While Quinton is the “baby” of the family as the youngest of five kids, his mom said he’s shown remarkable courage and strength in fighting the illness.

The first signs of trouble started on Aug. 23, when Quinton went in for a physical after showing signs of sickness and fatigue after basketball games.

“He wasn’t feeling real well, but he internalized a lot,” recalled his mom. “We just thought it was adrenaline and nerves.”

The doctor decided to do bloodwork, which led to three weeks of testing to confirm the final diagnosis — leukemia.

Batton got the call confirming the news on Sept. 14, and their lives have been a blur of doctor’s appointments, chemotherapy treatments and hospital stays ever since.

While she spends much of her time with Q in the hospital, Batton often takes to social media to convey the family’s love and gratitude on the Battle with Quinton page on Facebook.

“Thank you for all of your continued love, prayers, and support that you consistently shower us with each moment!

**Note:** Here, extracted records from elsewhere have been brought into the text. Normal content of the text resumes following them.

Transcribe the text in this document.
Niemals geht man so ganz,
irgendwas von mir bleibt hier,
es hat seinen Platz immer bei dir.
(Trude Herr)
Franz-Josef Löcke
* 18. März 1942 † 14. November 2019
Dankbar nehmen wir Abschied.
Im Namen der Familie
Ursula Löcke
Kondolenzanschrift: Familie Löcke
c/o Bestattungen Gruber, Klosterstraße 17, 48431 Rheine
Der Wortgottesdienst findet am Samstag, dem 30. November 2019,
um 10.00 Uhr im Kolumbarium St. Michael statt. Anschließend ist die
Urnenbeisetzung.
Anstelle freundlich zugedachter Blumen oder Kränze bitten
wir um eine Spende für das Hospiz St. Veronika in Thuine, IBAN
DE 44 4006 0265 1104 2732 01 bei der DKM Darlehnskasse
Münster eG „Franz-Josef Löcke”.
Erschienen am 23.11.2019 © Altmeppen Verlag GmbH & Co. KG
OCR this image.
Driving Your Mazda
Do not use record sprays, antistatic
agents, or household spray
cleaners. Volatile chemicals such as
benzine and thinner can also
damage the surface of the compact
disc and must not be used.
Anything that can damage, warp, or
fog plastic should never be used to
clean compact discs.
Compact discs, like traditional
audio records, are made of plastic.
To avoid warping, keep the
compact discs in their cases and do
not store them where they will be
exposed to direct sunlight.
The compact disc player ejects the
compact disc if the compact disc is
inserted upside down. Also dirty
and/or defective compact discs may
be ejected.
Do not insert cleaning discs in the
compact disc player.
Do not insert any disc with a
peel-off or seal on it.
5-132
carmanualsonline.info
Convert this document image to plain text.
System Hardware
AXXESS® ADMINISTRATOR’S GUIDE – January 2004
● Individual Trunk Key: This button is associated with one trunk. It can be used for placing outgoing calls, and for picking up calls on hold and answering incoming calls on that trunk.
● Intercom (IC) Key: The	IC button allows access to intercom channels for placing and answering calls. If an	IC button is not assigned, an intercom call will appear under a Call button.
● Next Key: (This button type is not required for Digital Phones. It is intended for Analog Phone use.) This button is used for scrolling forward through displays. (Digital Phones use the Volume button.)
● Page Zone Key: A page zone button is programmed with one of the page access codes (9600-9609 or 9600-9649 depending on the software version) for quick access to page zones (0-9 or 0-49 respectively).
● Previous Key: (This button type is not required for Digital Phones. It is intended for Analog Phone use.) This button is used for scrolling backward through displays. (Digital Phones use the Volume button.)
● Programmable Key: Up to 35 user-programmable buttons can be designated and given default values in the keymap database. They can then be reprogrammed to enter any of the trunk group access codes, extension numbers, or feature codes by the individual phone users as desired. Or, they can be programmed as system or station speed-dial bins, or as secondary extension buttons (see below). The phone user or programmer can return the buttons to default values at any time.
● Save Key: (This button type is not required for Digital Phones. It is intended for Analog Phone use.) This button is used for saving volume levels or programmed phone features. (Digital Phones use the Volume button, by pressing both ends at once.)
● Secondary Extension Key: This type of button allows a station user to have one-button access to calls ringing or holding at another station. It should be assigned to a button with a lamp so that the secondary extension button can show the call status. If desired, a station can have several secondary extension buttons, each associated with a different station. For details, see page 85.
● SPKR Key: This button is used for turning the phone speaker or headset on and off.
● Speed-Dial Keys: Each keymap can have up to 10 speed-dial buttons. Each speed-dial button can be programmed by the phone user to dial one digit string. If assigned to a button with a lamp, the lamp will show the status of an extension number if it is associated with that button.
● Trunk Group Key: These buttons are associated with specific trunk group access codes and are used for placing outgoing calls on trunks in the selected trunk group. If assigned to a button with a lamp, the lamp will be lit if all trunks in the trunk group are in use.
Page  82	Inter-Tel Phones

We are so incredibly grateful,” she posted last week.

Batton said the support is what sustains her during the especially tough times, when Quinton is vomiting and unable to eat, due to severe mouth sores and esophagus pain caused by the chemo.

“We’ve been seeing more side effects of the chemo this time than we had the first time, so we’re just learning to adjust to that world. He still doesn’t complain about a thing,” she said.

Quinton attended Greenfield-Central schools through eighth grade but transferred to Morristown High School his freshman year to attend school and play basketball with family members.

“When they graduate in May he will have a niece, two cousins and a great cousin graduating with him,” his mom said.

He got to play basketball his freshman year with his older nephew, who was a senior at the time, and a member of the state championship team. Quinton has another nephew who is a junior on the team this year.

Because he’s expected to be in and out of the hospital for the next several months for chemotherapy, he won’t be able to play his senior year, but Batton said the team and the whole school is supporting him every step of the way.

“God is in absolute control, and he’s put every single one of these people who support us in our lives,” she said.

On the day Quinton was admitted to the hospital for his first round of chemo, another young man who had gone through the same treatment — and is now cured — happened to be at the clinic with his dad.

“It was truly a godsend that we had somebody with personal experience — who has been through the same treatment and is cured — to be there to talk to Quinton as he was just starting out on this journey,” his mom said.

She also counts the doctors and nurses at Peyton Manning Hospital as blessings from above.

“They have been nothing short of amazing,” she said on Wednesday, while making her way down the hospital hallways in search of pancakes for her son.

“We continue to find so much strength in knowing that we are never alone in this journey. God has blessed our lives so abundantly,” she said.